Since then things have changed.
At a community meeting May 29, residents told police and city officials that they were under siege, and the city responded.
What neighbor Barbara Gregory called “a nightmare living there” started to end the very next day.
On May 30, the Berkeley Police Department started a drug crackdown, arresting 20 people for narcotic sales, several of whom had sold at 10th and Allston.
Following the sting, residents didn’t expect significant changes. But since the May 30 arrests, 20 more people have been arrested for narcotic sales, police said.
Neighbors have noticed a difference.
“It’s been so much better,” said Falzone, who said some drug dealing persists but that the neighborhood “might be the quietest it has ever been.”
Falzone and her neighbors attribute their relatively tranquil streets to a citywide strategy in which the police department and the city manager’s office work with neighbors to solve problems.

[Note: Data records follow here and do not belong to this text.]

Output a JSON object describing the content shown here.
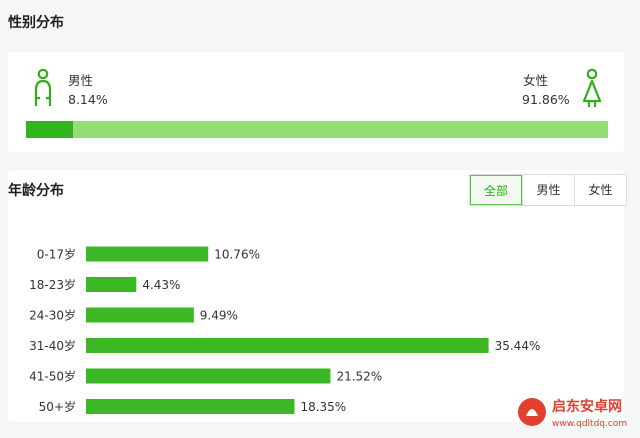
{
  "gender": {
    "title": "性别分布",
    "male_label": "男性",
    "male_value": "8.14%",
    "female_label": "女性",
    "female_value": "91.86%",
    "male_share": 8.14,
    "female_share": 91.86,
    "colors": {
      "male_bar": "#32b41e",
      "female_bar": "#94dc74",
      "icon": "#2fae1a"
    },
    "icons": {
      "male": "male-person-icon",
      "female": "female-person-icon"
    }
  },
  "age": {
    "title": "年龄分布",
    "tabs": [
      {
        "label": "全部",
        "active": true
      },
      {
        "label": "男性",
        "active": false
      },
      {
        "label": "女性",
        "active": false
      }
    ]
  },
  "chart_data": {
    "type": "bar",
    "orientation": "horizontal",
    "categories": [
      "0-17岁",
      "18-23岁",
      "24-30岁",
      "31-40岁",
      "41-50岁",
      "50+岁"
    ],
    "values": [
      10.76,
      4.43,
      9.49,
      35.44,
      21.52,
      18.35
    ],
    "value_labels": [
      "10.76%",
      "4.43%",
      "9.49%",
      "35.44%",
      "21.52%",
      "18.35%"
    ],
    "title": "年龄分布",
    "xlabel": "",
    "ylabel": "",
    "grid": false,
    "bar_color": "#3cb824"
  },
  "watermark": {
    "text": "启东安卓网",
    "url_text": "www.qdltdq.com"
  }
}
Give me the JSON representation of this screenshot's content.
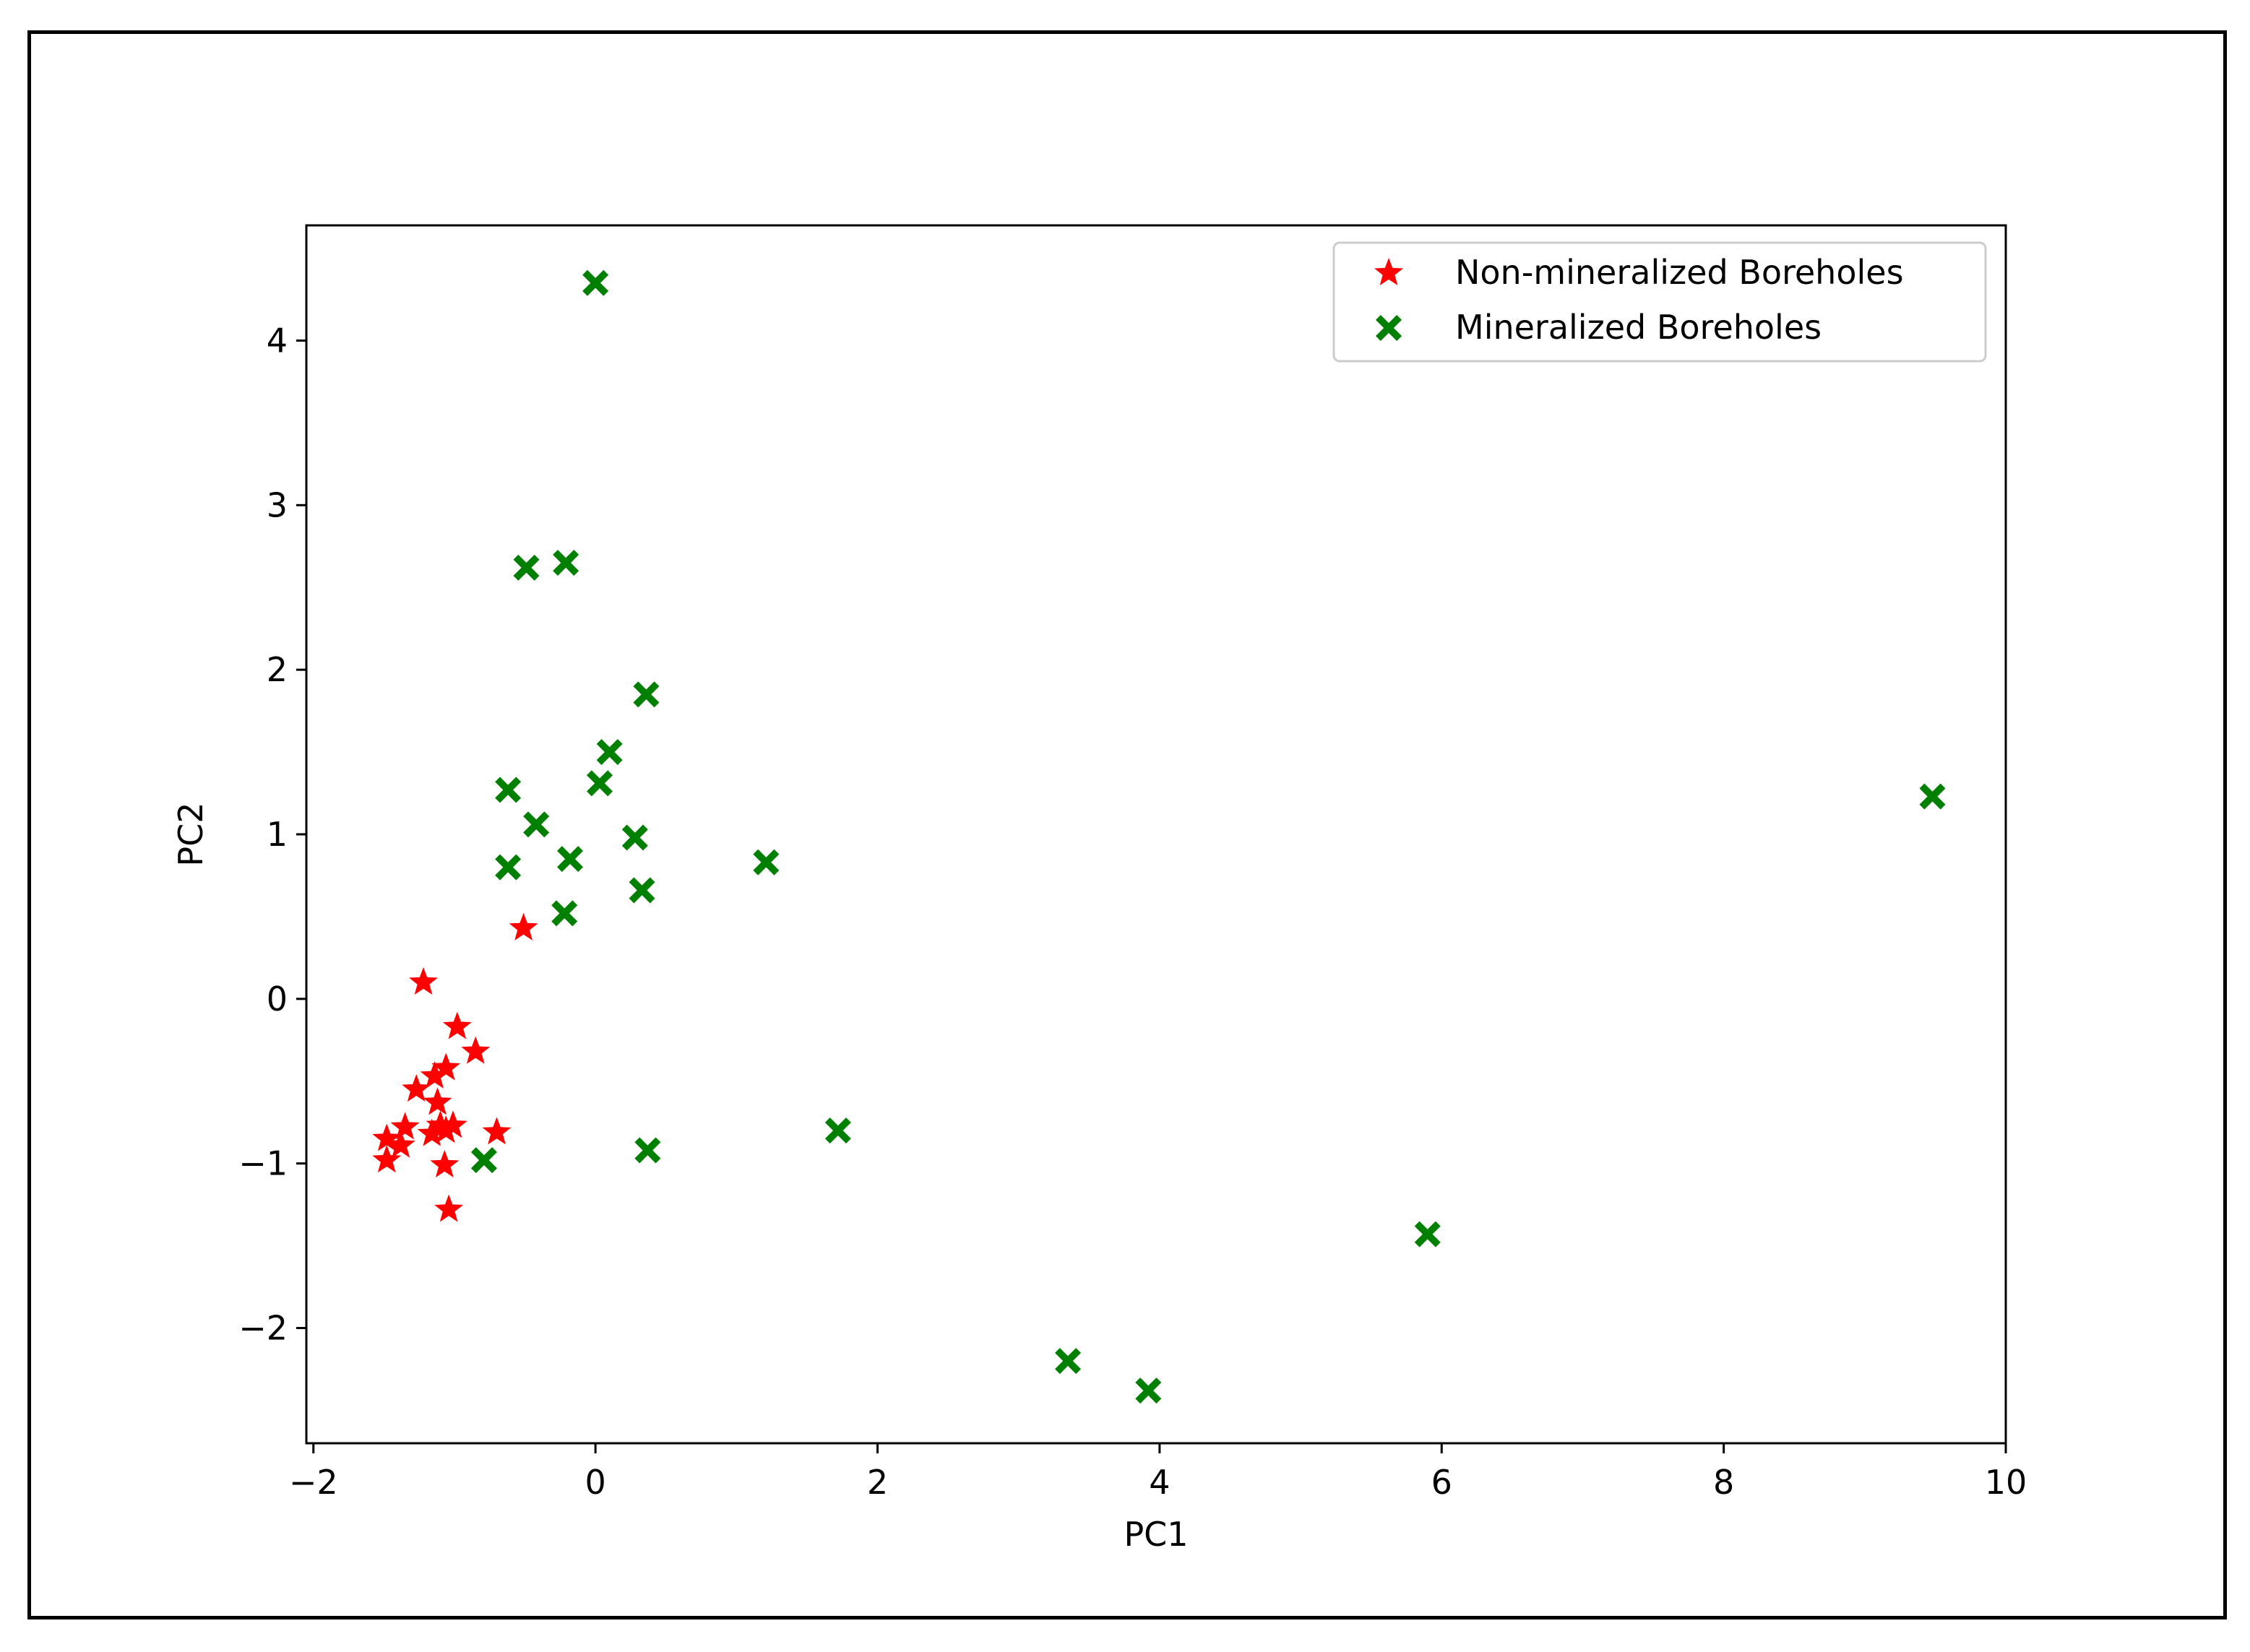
{
  "chart_data": {
    "type": "scatter",
    "title": "",
    "xlabel": "PC1",
    "ylabel": "PC2",
    "xlim": [
      -2.05,
      10.0
    ],
    "ylim": [
      -2.7,
      4.7
    ],
    "xticks": [
      -2,
      0,
      2,
      4,
      6,
      8,
      10
    ],
    "yticks": [
      -2,
      -1,
      0,
      1,
      2,
      3,
      4
    ],
    "xtick_labels": [
      "−2",
      "0",
      "2",
      "4",
      "6",
      "8",
      "10"
    ],
    "ytick_labels": [
      "−2",
      "−1",
      "0",
      "1",
      "2",
      "3",
      "4"
    ],
    "grid": false,
    "legend_position": "top-right",
    "series": [
      {
        "name": "Non-mineralized Boreholes",
        "marker": "star",
        "color": "#ff0000",
        "points": [
          [
            -0.51,
            0.43
          ],
          [
            -1.22,
            0.1
          ],
          [
            -0.98,
            -0.17
          ],
          [
            -0.85,
            -0.32
          ],
          [
            -1.06,
            -0.42
          ],
          [
            -1.14,
            -0.47
          ],
          [
            -1.27,
            -0.55
          ],
          [
            -1.12,
            -0.63
          ],
          [
            -1.35,
            -0.78
          ],
          [
            -1.1,
            -0.77
          ],
          [
            -1.01,
            -0.77
          ],
          [
            -0.7,
            -0.81
          ],
          [
            -1.06,
            -0.8
          ],
          [
            -1.16,
            -0.82
          ],
          [
            -1.48,
            -0.85
          ],
          [
            -1.38,
            -0.89
          ],
          [
            -1.48,
            -0.98
          ],
          [
            -1.07,
            -1.01
          ],
          [
            -1.04,
            -1.28
          ]
        ]
      },
      {
        "name": "Mineralized Boreholes",
        "marker": "x-filled",
        "color": "#008000",
        "points": [
          [
            0.0,
            4.35
          ],
          [
            -0.49,
            2.62
          ],
          [
            -0.21,
            2.65
          ],
          [
            0.36,
            1.85
          ],
          [
            0.1,
            1.5
          ],
          [
            0.03,
            1.31
          ],
          [
            -0.62,
            1.27
          ],
          [
            -0.42,
            1.06
          ],
          [
            0.28,
            0.98
          ],
          [
            -0.18,
            0.85
          ],
          [
            -0.62,
            0.8
          ],
          [
            1.21,
            0.83
          ],
          [
            0.33,
            0.66
          ],
          [
            -0.22,
            0.52
          ],
          [
            9.48,
            1.23
          ],
          [
            0.37,
            -0.92
          ],
          [
            -0.79,
            -0.98
          ],
          [
            1.72,
            -0.8
          ],
          [
            5.9,
            -1.43
          ],
          [
            3.35,
            -2.2
          ],
          [
            3.92,
            -2.38
          ]
        ]
      }
    ]
  }
}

In March, west Berkeley neighbors reported the drug activity to Sgt. Erik Upson, a community services officer. Upson sent beat officers and the police’s Special Enforcement Unit (SEU), an elite undercover team, to hit the streets.
The SEU began a sting operation to arrest not only street level dealers but their suppliers.
Rachel Crossman, a 15-year resident, pulled together neighborhood watch groups to help police investigators close in on their targets.
“The neighborhood watch provides immeasurable help,” Upson said. “They see things 24/7 so they can tell us which house is a problem at which time of the day.”
Although many neighbors were hoping that police would immediately arrest the drug dealers, Upson said that quick arrests would have been a temporary fix. “When we target for the long term, we get good cases on people so they don’t move down to other neighborhoods,” he said.
Still, Upson acknowledged that the reduction of drug activity at 10th and Allston has been accompanied by increased activity elsewhere. But city officials are using their strategy in other blighted areas. Upson said that as the program matures results will come more quickly.
Meanwhile, west Berkeley neighbors are pleased with the results. “The police were right on it,” said Rob Crossman. “It’s nice to see the city and the community work together.”